A turning point in Europe

ALTHOUGH THE Red-Green coalition government of chancellor Gerhard Schröder did not face a referendum on the EU constitution, the regional elections in North Rhine-Westphalia were the equivalent of Chirac’s referendum defeat for Schröder. For the first time in 39 years, the Social Democratic Party (SPD) was voted out of office in this state.

The Red-Green coalition has carried out a vicious neo-liberal policy. With privatisations, cuts in social services, and official unemployment standing at over 11% – higher than in France – the ‘social consensus’ that was established during the upswing of capitalism after the second world war has been shattered. Yet even this has not been enough for the German ruling class.

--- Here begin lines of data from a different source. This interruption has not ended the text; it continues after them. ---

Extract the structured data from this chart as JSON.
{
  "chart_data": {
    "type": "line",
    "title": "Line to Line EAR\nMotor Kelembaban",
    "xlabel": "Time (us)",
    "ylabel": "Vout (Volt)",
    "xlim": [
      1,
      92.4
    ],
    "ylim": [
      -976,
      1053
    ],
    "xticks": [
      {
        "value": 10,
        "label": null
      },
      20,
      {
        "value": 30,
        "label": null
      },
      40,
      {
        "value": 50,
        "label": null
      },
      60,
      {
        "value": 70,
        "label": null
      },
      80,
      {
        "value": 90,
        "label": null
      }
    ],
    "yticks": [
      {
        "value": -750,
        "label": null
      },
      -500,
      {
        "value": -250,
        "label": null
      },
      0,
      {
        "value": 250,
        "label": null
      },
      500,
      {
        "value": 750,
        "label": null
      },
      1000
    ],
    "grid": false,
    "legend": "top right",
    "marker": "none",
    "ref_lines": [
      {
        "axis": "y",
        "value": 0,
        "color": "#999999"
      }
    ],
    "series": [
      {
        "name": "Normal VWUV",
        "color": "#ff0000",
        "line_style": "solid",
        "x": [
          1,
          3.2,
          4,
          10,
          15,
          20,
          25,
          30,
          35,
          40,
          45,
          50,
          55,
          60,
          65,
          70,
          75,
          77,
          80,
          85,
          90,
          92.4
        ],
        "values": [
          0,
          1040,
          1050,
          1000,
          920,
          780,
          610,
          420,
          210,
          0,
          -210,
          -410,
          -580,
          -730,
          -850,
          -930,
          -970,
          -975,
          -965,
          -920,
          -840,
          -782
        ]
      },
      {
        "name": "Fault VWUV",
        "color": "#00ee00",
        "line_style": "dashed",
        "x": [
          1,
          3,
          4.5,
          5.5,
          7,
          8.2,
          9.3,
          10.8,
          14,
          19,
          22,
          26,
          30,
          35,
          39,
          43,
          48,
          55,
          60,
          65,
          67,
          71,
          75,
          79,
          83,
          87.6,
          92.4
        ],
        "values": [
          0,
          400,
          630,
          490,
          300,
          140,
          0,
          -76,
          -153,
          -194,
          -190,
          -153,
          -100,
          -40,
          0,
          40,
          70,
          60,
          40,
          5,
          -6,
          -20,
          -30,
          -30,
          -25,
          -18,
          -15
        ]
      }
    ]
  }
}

Fearful that pressure from the working class would strengthen the resolve of the ‘left-wing’ of the SPD in parliament, making Schröder’s pro-capitalist government unreliable, the ruling class has apparently opted for Angela Merkel, leader of the Christian Democratic Union (CDU), and backed early elections. As the Financial Times Deutschland put it: "We tried to reform through the left and now we need to go back to classical right-wing reform. This will provoke social resistance which we have not seen for decades but we now need to prepare for".

This could prove to be a major miscalculation by the German ruling class. A further round of attacks by a CDU-led government is certain to provoke massive resistance by the working class. To date the ruling class has relied on the ability of the trade unions to hold back a powerful movement of the German working class against Schröder’s SPD-led coalition. But union leaders will not be able to exert the same control over the working class under a CDU government. Even during the last weeks of the Schröder government, groups of workers, such as those at Bosch-Siemens in Berlin, supported strike action to fight redundancies, emboldened by the evident weakness of the government.

In some countries, the working class through struggle has been able to slow down the neo-liberal offensive. In 1995 the French workers were able to stop the Juppé plan. In Italy, Berlusconi was unable to implement his proposed pension ‘reform’. In countries like France and Germany it has not yet been possible to carry through neo-liberal policies to the extent that the ruling class would like to. They have not gone as far as Thatcher was able to do in Britain. Yet, the failure of the trade union leaders to organise mass resistance and offer a socialist alternative has enabled the capitalists to continue their offensive, and attempt to drive ahead with further attacks.

Capitalism cannot unify Europe. The working class must unite across national borders to combat the threat of neo-liberalism and capitalism. The alternative to the crisis of the EU, and capitalist national conflict, is to fight for a democratic socialist federation of Europe. This is the only alternative to the turmoil and national antagonisms that are now breaking out in the EU.